Xinchang (11/04/2010)
Recientemente adquirimos el privilegio de una licencia de conducir en la China. También conseguimos un automóvil. Aunque el tráfico aquí me pone los nervios de punta, no puedo negar que la libertad que se adquiere cuando se tiene transportación independiente es priceless. Nuestra misión es comenzar a explorar los lugares anónimos de la China y claro, comenzamos con Shanghai.
Mi compañero descubrió hace poco que hay un Old Town cerca de una de las áreas industriales del Distrito de Pudong. Es la otra cara de Shanghai. En ésta área no predominan los rascacielos ni las calles abarrotadas de vendedores que tratan de venderte relojes falsos. Aquí sobresalen las fábricas, las casitas improvisadas de agricultores pobres, las construcciones pretenciosas de futuros residenciales para gente rica y los edificios sucios para entretenimiento KTV. Para la gente de Shanghai, Pudong representa lo que hasta hace poco más de una década era el country-side de la ciudad: un pedazo de tierra feo y lleno de la pobreza que la nueva generación no quiere mirar. No es conveniente ver más allá de lo que se ve desde los restaurantes y discotecas del Distrito del Bund.
Mi maestra de mandarín me preguntó a dónde fui durante el fin de semana.
– “Ailan (Ailan es mi nombre chino), shang ge zhoumo, ni qu na’r?”
– “Shang ge zhoumo, wo qu Xinchang” (Ese pasado fin de semana fui a Xinchang).
– “Ni qu na’r????” (¿A dónde fuiste?)
Le repetí que fui a Xinchang. La maestra pensó que posiblemente estaba pronunciando mal el nombre, hasta que le dije que Xinchang estaba en Pudong. Con cara de interrogación me dice:
– “Wo bu zhidao Xinchang…” (Ella no sabe nada de Xinchang.)
Y no es de dudarse, éramos los únicos extranjeros en el lugar y sólo vimos un pequeño grupo de chinos que hacía turismo interno. Parecía un pueblo fantasma.
Caminamos por el pueblito y notamos, por uno que otro letrero aquí y allá, que Xinchang estuvo en planes de ser impulsado como una atracción turística. Lo que no sabemos es qué sucedió para que el lugar quedara en el limbo. Teníamos curiosidad por visitar el Shanghai Brand Pipa Museum (“pipa”- 琵琶- es un instrumento tradicional chino de cuatro cuerdas) y cuando lo encontramos, pues… verdaderamente no lo encontramos. El museo ya no estaba abierto para el público. Quién sabe desde cuándo no existe.
Seguimos un letrero que ofrecía paseos en bote por los canales del pueblo. Caminaba riéndome, esperaba que los paseos en barca fueran ofrecidos por Caronte…jajajajaja (sí, sí, el que transportaba a los muertos por el Hades, en el río Aqueronte). Para mi sorpresa, encontramos a una chica como de 16 años cortando vegetales y cuando le preguntamos si los botecitos estaban en función nos dijo que sí. Llamó a la que parecía ser su madre y le pagamos 50RMB por el paseo. Me dió mucha risa pensar que ibamos a vernos charramente turistas.
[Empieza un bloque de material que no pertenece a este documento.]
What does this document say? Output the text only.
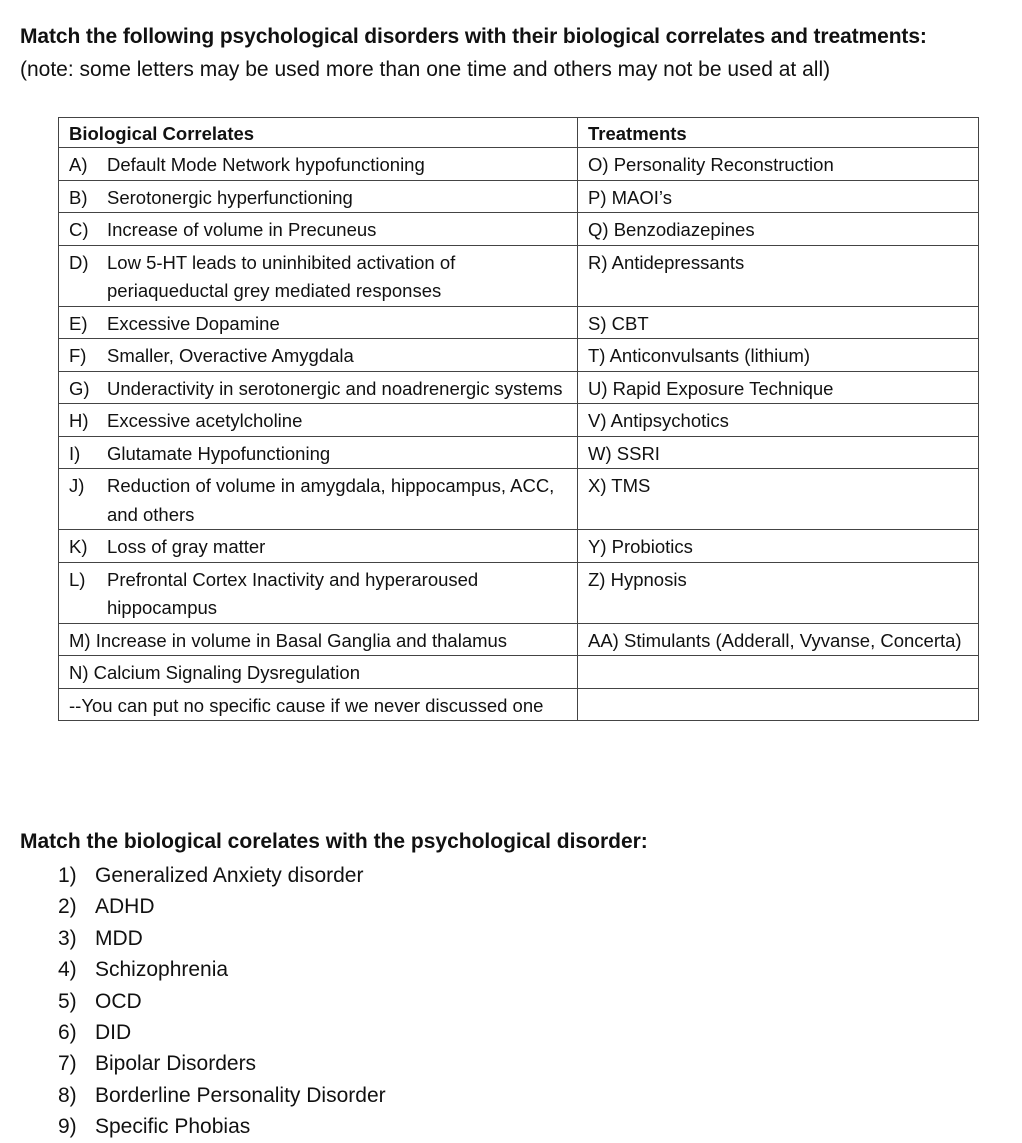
Match the following psychological disorders with their biological correlates and treatments:
(note: some letters may be used more than one time and others may not be used at all)
Biological Correlates	Treatments

A) Default Mode Network hypofunctioning	O) Personality Reconstruction

B) Serotonergic hyperfunctioning	P) MAOI’s

C) Increase of volume in Precuneus	Q) Benzodiazepines

D) Low 5-HT leads to uninhibited activation of periaqueductal grey mediated responses	R) Antidepressants

E) Excessive Dopamine	S) CBT

F) Smaller, Overactive Amygdala	T) Anticonvulsants (lithium)

G) Underactivity in serotonergic and noadrenergic systems	U) Rapid Exposure Technique

H) Excessive acetylcholine	V) Antipsychotics

I) Glutamate Hypofunctioning	W) SSRI

J) Reduction of volume in amygdala, hippocampus, ACC, and others	X) TMS

K) Loss of gray matter	Y) Probiotics

L) Prefrontal Cortex Inactivity and hyperaroused hippocampus	Z) Hypnosis
M) Increase in volume in Basal Ganglia and thalamus	AA) Stimulants (Adderall, Vyvanse, Concerta)
N) Calcium Signaling Dysregulation	
--You can put no specific cause if we never discussed one	
Match the biological corelates with the psychological disorder:
1) Generalized Anxiety disorder
2) ADHD
3) MDD
4) Schizophrenia
5) OCD
6) DID
7) Bipolar Disorders
8) Borderline Personality Disorder
9) Specific Phobias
Luego de montarnos en el botecito, la jovencita agarró el remo. Ella fue quien nos paseó. Eso no me dió tanta risa. Esos 50RMB probablemente iban a ser una diferencia para esta familia. Mi compañero y yo nos transportamos en silencio mientras observábamos la quietud que rodeaba el pueblito que, según dicen las malas lenguas, mezcla estilos de la arquitectura Ming, Ching y del período comunista previo a la apertura de China. No tomé todas las fotos que hubiese querido. Estaba un poco triste pensando en el futuro de este lugar. El hecho de que se comenzara a desarrollar y luego fuese abandonado el proyecto, me daba la mala espina de que podía ser demolido como cientos de otros lugares alrededor de la China.
Nos despedimos de Xinchang con una caminata entre docenas de peluquerías que, se dice, se convierten en prostíbulos nocturnos, restaurantes improvisados, tiendas de ropa con aspiración a ser boutiques, en un pueblo donde los viejos mueren en la profundidad de la oscuridad de sus casas-cuevas. Una familia cenaba en uno de los restaurantes y al sentir nuestra mirada nos saludaron con curiosidad y alegría espontáneas. Dos sonrisas le respondieron de vuelta con un entusiasmado “ba-bai!!”.
Me pregunto cómo se traducirá nuestra presencia en la vida de esta gente. ¿Será cómo nuestro adiós? Porque cuando los chinos quieren decir “bye bye” al parecer piensan en la pronunciación del número 8 y del color blanco, en el número 800 o simplemente piensan en… nada.